Abgesehen von den Orten ist der Schiener Berg für die Bodenseeregion außergewöhnlich dünn besiedelt. Nur der kleine Ort Schienen ist die einzige richtige Ortschaft in dieser von dichten Wäldern, Wiesen und Ackerland bestimmten Region. Dafür hat der versteckte und abseits der gängigen Tourismusrouten gelgenen Ort mit der Pfarr- und Wallfahrtskirche St. Genesius eine besondere Perle zu bieten. Die Tausendjährige salierzeitliche Pfeilerbasilika gehört zu den kunsthistorisch bedeutendsten Kirchenbauten am Bodensee, aber sicher auch zu den unbekanntesten.
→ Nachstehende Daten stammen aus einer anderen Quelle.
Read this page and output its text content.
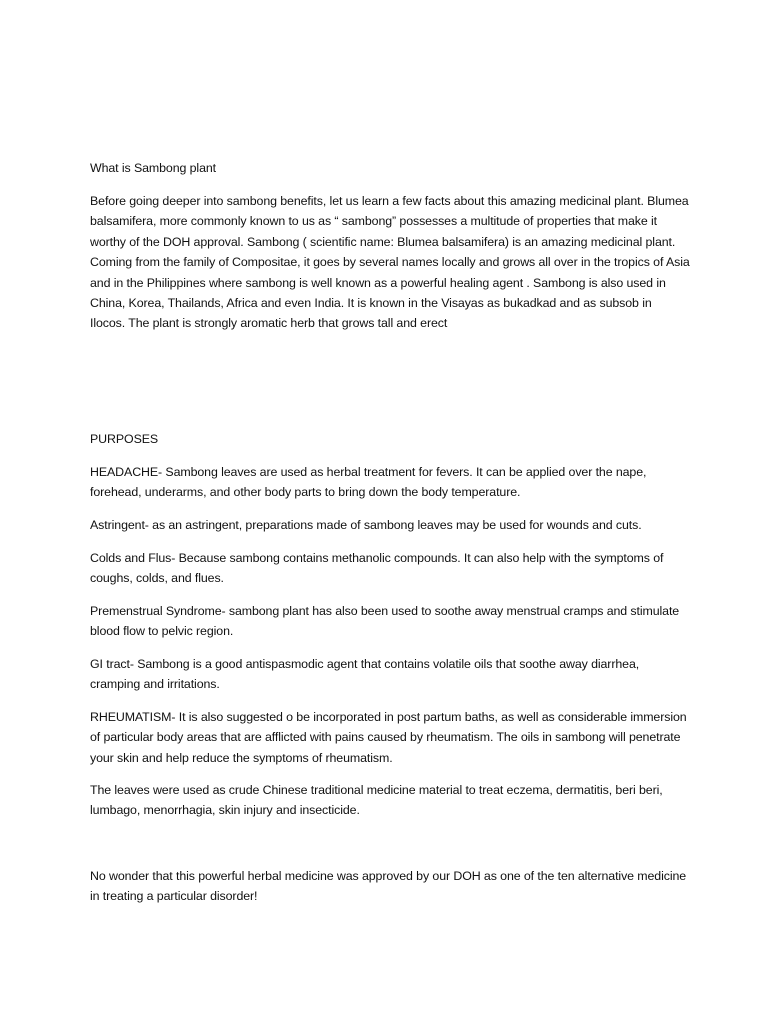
What is Sambong plant

Before going deeper into sambong benefits, let us learn a few facts about this amazing medicinal plant. Blumea balsamifera, more commonly known to us as “ sambong” possesses a multitude of properties that make it worthy of the DOH approval. Sambong ( scientific name: Blumea balsamifera) is an amazing medicinal plant. Coming from the family of Compositae, it goes by several names locally and grows all over in the tropics of Asia and in the Philippines where sambong is well known as a powerful healing agent . Sambong is also used in China, Korea, Thailands, Africa and even India. It is known in the Visayas as bukadkad and as subsob in Ilocos. The plant is strongly aromatic herb that grows tall and erect

PURPOSES

HEADACHE- Sambong leaves are used as herbal treatment for fevers. It can be applied over the nape, forehead, underarms, and other body parts to bring down the body temperature.

Astringent- as an astringent, preparations made of sambong leaves may be used for wounds and cuts.

Colds and Flus- Because sambong contains methanolic compounds. It can also help with the symptoms of coughs, colds, and flues.

Premenstrual Syndrome- sambong plant has also been used to soothe away menstrual cramps and stimulate blood flow to pelvic region.

GI tract- Sambong is a good antispasmodic agent that contains volatile oils that soothe away diarrhea, cramping and irritations.

RHEUMATISM- It is also suggested o be incorporated in post partum baths, as well as considerable immersion of particular body areas that are afflicted with pains caused by rheumatism. The oils in sambong will penetrate your skin and help reduce the symptoms of rheumatism.

The leaves were used as crude Chinese traditional medicine material to treat eczema, dermatitis, beri beri, lumbago, menorrhagia, skin injury and insecticide.

No wonder that this powerful herbal medicine was approved by our DOH as one of the ten alternative medicine in treating a particular disorder!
Drei Burgen standen einst an den Rändern des Schiener Berges. Nach Süden thront Burg Hohenklingen über Stein am Rhein. Die vollständig erhaltene Burg bietet weite Aussichten vom Burgturm auf das Schweizer Ufer des Untersees. Nach Westen, rheinabwärts, reicht die Aussicht von den kümmerlichen Resten der einstigen Burg am Wolkensteinerberg bis nach Diessenhofen. Am Nordrand, ebenfalls kaum noch zu erkennen, stand einst die Schrotzburg. Vom Wanderparkplatz an der Landstraße von Schienen nach Moos führt eine kurze Wanderung zur einstigen Burg der Herren von Schienen. Schön ist die Alpensicht vom Burghügel.

Von Rielasingen-Worblingen führt ein steiler Wanderweg durch die tief eingeschnittene Bohlinger Schlucht bis zur Schrotzburg. Kunstfreude lockt ein Skulpturenweg mit Kunstwerken aus Deutschland, Frankreich und Italien am der Ufer der Radolfzeller Aach in den Doppelort.